Families can talk about how the elements that determine status
for teenagers are different from those that determine status in
the adult world, at work and with friends and family. They
could use this movie to begin a discussion about the way that
the girls they know treat each other, and what they can do to
encourage them to be kinder and more supportive.
Queen Bees and Wannabes, a non-fiction book by Rosalind Wiseman about alpha girls and the impact they have on everyone else, has been adapted by Saturday Night Live head writer (and Weekend Update anchor) Tina Fey into a movie about a girl who takes on a ruling clique. Previously homeschooled by her zoologist parents while living in Africa, Cady (Lindsay Lohan) moves to Evanston, Illinois and attends high school. Cady finds herself having a hard time understanding the social norms in the school, and is drawn to the "the Plastics," the most popular clique in the school.

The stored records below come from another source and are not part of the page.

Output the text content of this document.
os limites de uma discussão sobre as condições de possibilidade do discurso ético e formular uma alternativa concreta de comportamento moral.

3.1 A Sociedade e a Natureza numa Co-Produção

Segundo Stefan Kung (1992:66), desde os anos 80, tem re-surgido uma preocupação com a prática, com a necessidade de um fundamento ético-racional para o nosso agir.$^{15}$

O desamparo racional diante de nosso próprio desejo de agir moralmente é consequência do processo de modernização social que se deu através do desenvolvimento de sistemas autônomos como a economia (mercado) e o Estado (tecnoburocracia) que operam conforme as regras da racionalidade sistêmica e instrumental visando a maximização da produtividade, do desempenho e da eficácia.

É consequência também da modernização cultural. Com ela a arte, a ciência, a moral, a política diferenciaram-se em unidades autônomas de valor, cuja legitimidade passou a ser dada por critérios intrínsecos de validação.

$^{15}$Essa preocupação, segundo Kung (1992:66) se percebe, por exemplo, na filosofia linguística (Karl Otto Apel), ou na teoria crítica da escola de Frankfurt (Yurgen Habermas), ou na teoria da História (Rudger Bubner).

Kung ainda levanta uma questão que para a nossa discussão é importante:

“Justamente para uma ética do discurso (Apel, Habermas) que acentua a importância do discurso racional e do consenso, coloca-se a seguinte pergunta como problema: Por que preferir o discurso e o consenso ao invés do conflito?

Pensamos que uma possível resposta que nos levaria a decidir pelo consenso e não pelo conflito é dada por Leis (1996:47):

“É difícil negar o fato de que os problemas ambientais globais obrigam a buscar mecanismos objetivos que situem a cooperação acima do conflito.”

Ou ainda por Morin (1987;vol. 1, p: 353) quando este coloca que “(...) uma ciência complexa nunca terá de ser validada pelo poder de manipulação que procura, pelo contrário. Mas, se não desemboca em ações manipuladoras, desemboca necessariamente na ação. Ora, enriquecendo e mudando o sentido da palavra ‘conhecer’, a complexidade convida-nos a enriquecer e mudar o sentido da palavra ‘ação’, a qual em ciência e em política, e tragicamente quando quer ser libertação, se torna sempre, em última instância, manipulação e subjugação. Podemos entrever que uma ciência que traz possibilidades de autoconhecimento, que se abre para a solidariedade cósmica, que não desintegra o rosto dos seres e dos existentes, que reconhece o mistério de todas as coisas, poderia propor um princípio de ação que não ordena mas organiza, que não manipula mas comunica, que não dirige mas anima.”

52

Screenwriter Tina Fey, who appears as a sympathetic teacher, has a good sense of how girls like Regina operate to establish their domination, appearing to be sweet and supportive but in reality being competitive, duplicitous and manipulative, and always surrounding themselves with people who will add to their power and not challenge them. And Fey's superb sense of comedy gives the script has some biting humor. Her Saturday Night Live colleagues lend support to the cast, with Tim Meadows as the school principal, Ana Gasteyer as Cady's mother, and Amy Poehler superb as Regina's mother, who insists, "I'm not like a regular mom; I'm a cool mom!"
There is much that is fresh and sharp in this movie. But it has an uncertain hold on its plot and ends up pulling some of its punches and throwing in teen comedy clichés we have seen endlessly in dozens of movies that all blur together.